La Voie Bleue, qui relie Lyon à la frontière luxembourgeoise sur près de 700 kilomètres de voies en majorité en site propre, vient d’être distinguée.
Les Français pédalent chaque année un peu plus pour leurs loisirs. 22 millions de nos compatriotes enfourche un vélo pendant leurs vacances selon des données gouvernementales, et notre pays se positionne aujourd’hui derrière l’Allemagne comme la principale destination mondiale pour le cyclotourisme. Une dynamique qui repose sur le développement de véloroutes françaises ou internationales («Eurovélo») qui deviennent peu à peu une spécialité hexagonale.
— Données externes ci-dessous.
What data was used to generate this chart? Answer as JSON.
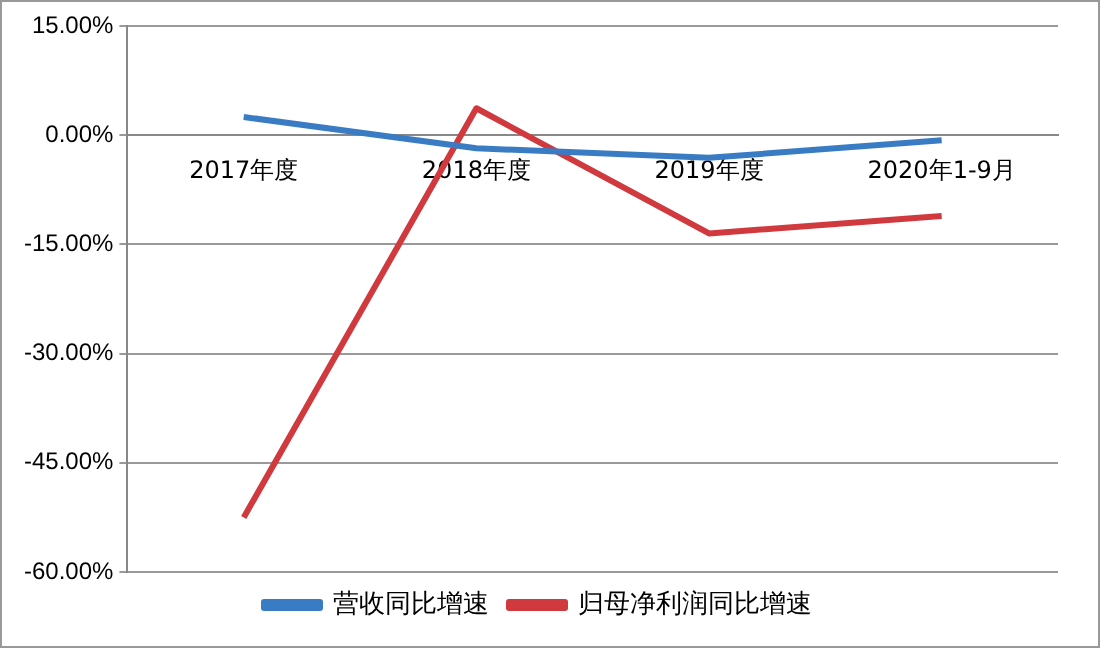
{
  "chart_data": {
    "type": "line",
    "categories": [
      "2017年度",
      "2018年度",
      "2019年度",
      "2020年1-9月"
    ],
    "series": [
      {
        "name": "营收同比增速",
        "color": "#3a7cc4",
        "values": [
          2.5,
          -1.8,
          -3.1,
          -0.7
        ]
      },
      {
        "name": "归母净利润同比增速",
        "color": "#d0393e",
        "values": [
          -52.5,
          3.7,
          -13.5,
          -11.1
        ]
      }
    ],
    "ylim": [
      -60,
      15
    ],
    "yticks": [
      {
        "value": 15,
        "label": "15.00%"
      },
      {
        "value": 0,
        "label": "0.00%"
      },
      {
        "value": -15,
        "label": "-15.00%"
      },
      {
        "value": -30,
        "label": "-30.00%"
      },
      {
        "value": -45,
        "label": "-45.00%"
      },
      {
        "value": -60,
        "label": "-60.00%"
      }
    ],
    "grid": "y",
    "legend": "bottom",
    "marker": "none",
    "line_style": "solid"
  }
}
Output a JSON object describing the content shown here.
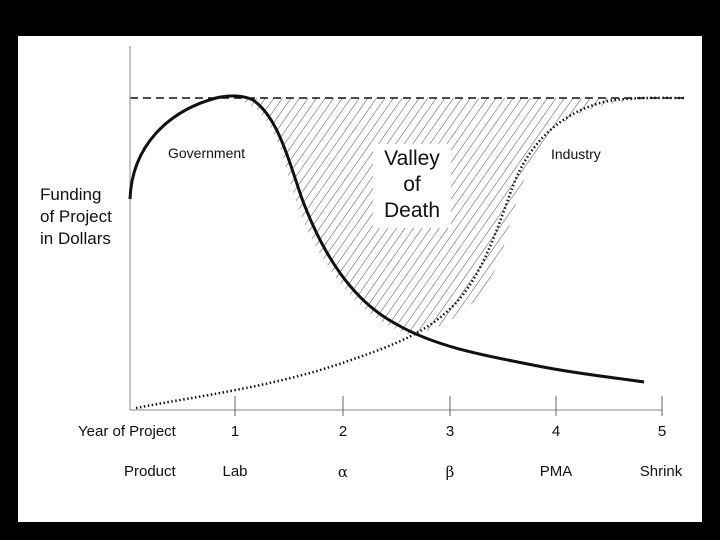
{
  "diagram": {
    "y_axis_label": [
      "Funding",
      "of Project",
      "in Dollars"
    ],
    "curve_labels": {
      "government": "Government",
      "industry": "Industry"
    },
    "valley_label": [
      "Valley",
      "of",
      "Death"
    ],
    "x_axis": {
      "row1_title": "Year of Project",
      "row1_ticks": [
        "1",
        "2",
        "3",
        "4",
        "5"
      ],
      "row2_title": "Product",
      "row2_ticks": [
        "Lab",
        "α",
        "β",
        "PMA",
        "Shrink"
      ]
    },
    "colors": {
      "background": "#000000",
      "panel": "#ffffff",
      "ink": "#111111"
    }
  }
}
À l’image de la jeune Voie Bleue, fraîchement sacrée véloroute européenne de l’année 2026 par un jury international d’experts du cyclotourisme à un salon spécialisé à Utrecht, aux Pays-Bas.
Une reconnaissance pour cet axe cyclable de 700 km reliant Apach, à la frontière luxembourgeoise, à Lyon, en longeant la Moselle, le canal des Vosges et la Saône.«Il y a vraiment eu une coordination très importante et un effort fait ces cinq dernières années pour mettre l’itinéraire à un niveau, un standard un peu néerlandais», se réjouit Yoann Gauthiot, responsable du comité d’itinéraire de La Voie Bleue.
Un succès collectif. 33 collectivités partenaires (trois régions, huit départements et plus d’une vingtaine d’intercommunalités) ont œuvré pour aménager, sécuriser et homogénéiser le parcours, dont la quasi-totalité se trouve en France. La fréquentation a progressé de 6 % en 2025, soit 1,1 million de passages cyclistes dont 10% dans le cadre pur du cyclotourisme.
Parcours essentiellement plat
Carte de l’itinéraire cyclable «La Voie Bleue», reliant le Luxembourg à Lyon sur près de 700 km.
La Voie Bleue
Premier atout : plus de 80 % du tracé est aménagé en voie verte, c’est-à-dire exclusivement réservé aux cyclistes. «On a le record national de voie verte sur l’itinéraire. Il n’y a pas tant d’itinéraires que ça en France, de cette taille-là, qui ont une part aussi importante de voie réservée», appuie Yoann Gauthiot. Le fait que les cyclistes pédalent en sécurité sur ces portions (en France, le taux de voies vertes n’est en moyenne que de 46%) a retenu l’attention du jury, de même que le balisage clair et homogène, la signalisation, le revêtement, la qualité paysagère, les points d’intérêt, les équipements. Fermez le ban !
Un autre point est à souligner : le maillage avec les transports publics. L’itinéraire est en effet intégralement accessible en train, grâce à un réseau dense de gares dans des villes comme Metz, Nancy, Épinal, Dijon, Chalon-sur-Saône, Mâcon ou Lyon. Ce qui permet de moduler son parcours selon son niveau ou la météo.
Autre caractéristique déterminante, «l’itinéraire est entièrement plat. Comme on longe l’eau, on roule à plat tout le temps sur des voies vertes», souligne le responsable. Un atout pour séduire notamment les débutants ou les seniors. Les établissements labellisés Accueil Vélo proposent par ailleurs des services adaptés, notamment la recharge des vélos à assistance électrique. «Globalement, ce n’est pas un souci : les bons VAE ont une autonomie de 80 kilomètres, donc on peut largement faire une étape sans recharger», précise-t-il.
Immersion au fil de l’eau
Au-delà de ses performances techniques, la véloroute séduit par l’expérience qu’elle propose. «Vous êtes vraiment au bord de l’eau, à un mètre de la rivière», souligne confie Yoann Gauthiot. Et l’itinéraire profite de la richesse patrimoniale de l’est de la France : châteaux, vignobles, musées, centres anciens et marchés locaux sont de beaux produits d’appel pour des étrangers qui représentent un quart de la fréquentation.
Cap au nord : une ambition européenne
Fort de ce titre – qui devrait renforcer encore l’attractivité du parcours «notamment auprès de la clientèle néerlandaise» – le comité d’itinéraire regarde déjà au-delà des frontières françaises. À horizon trois à quatre ans, l’ambition serait de prolonger la dynamique vers une continuité européenne jusqu’à la mer du Nord. «L’objectif serait de faire Lyon-mer du Nord en passant par la Voie Bleue», explique Yoann Gauthiot. Des discussions sont engagées avec des partenaires potentiels au Luxembourg, en Belgique, en Allemagne…pour dessiner ce futur axe transnational.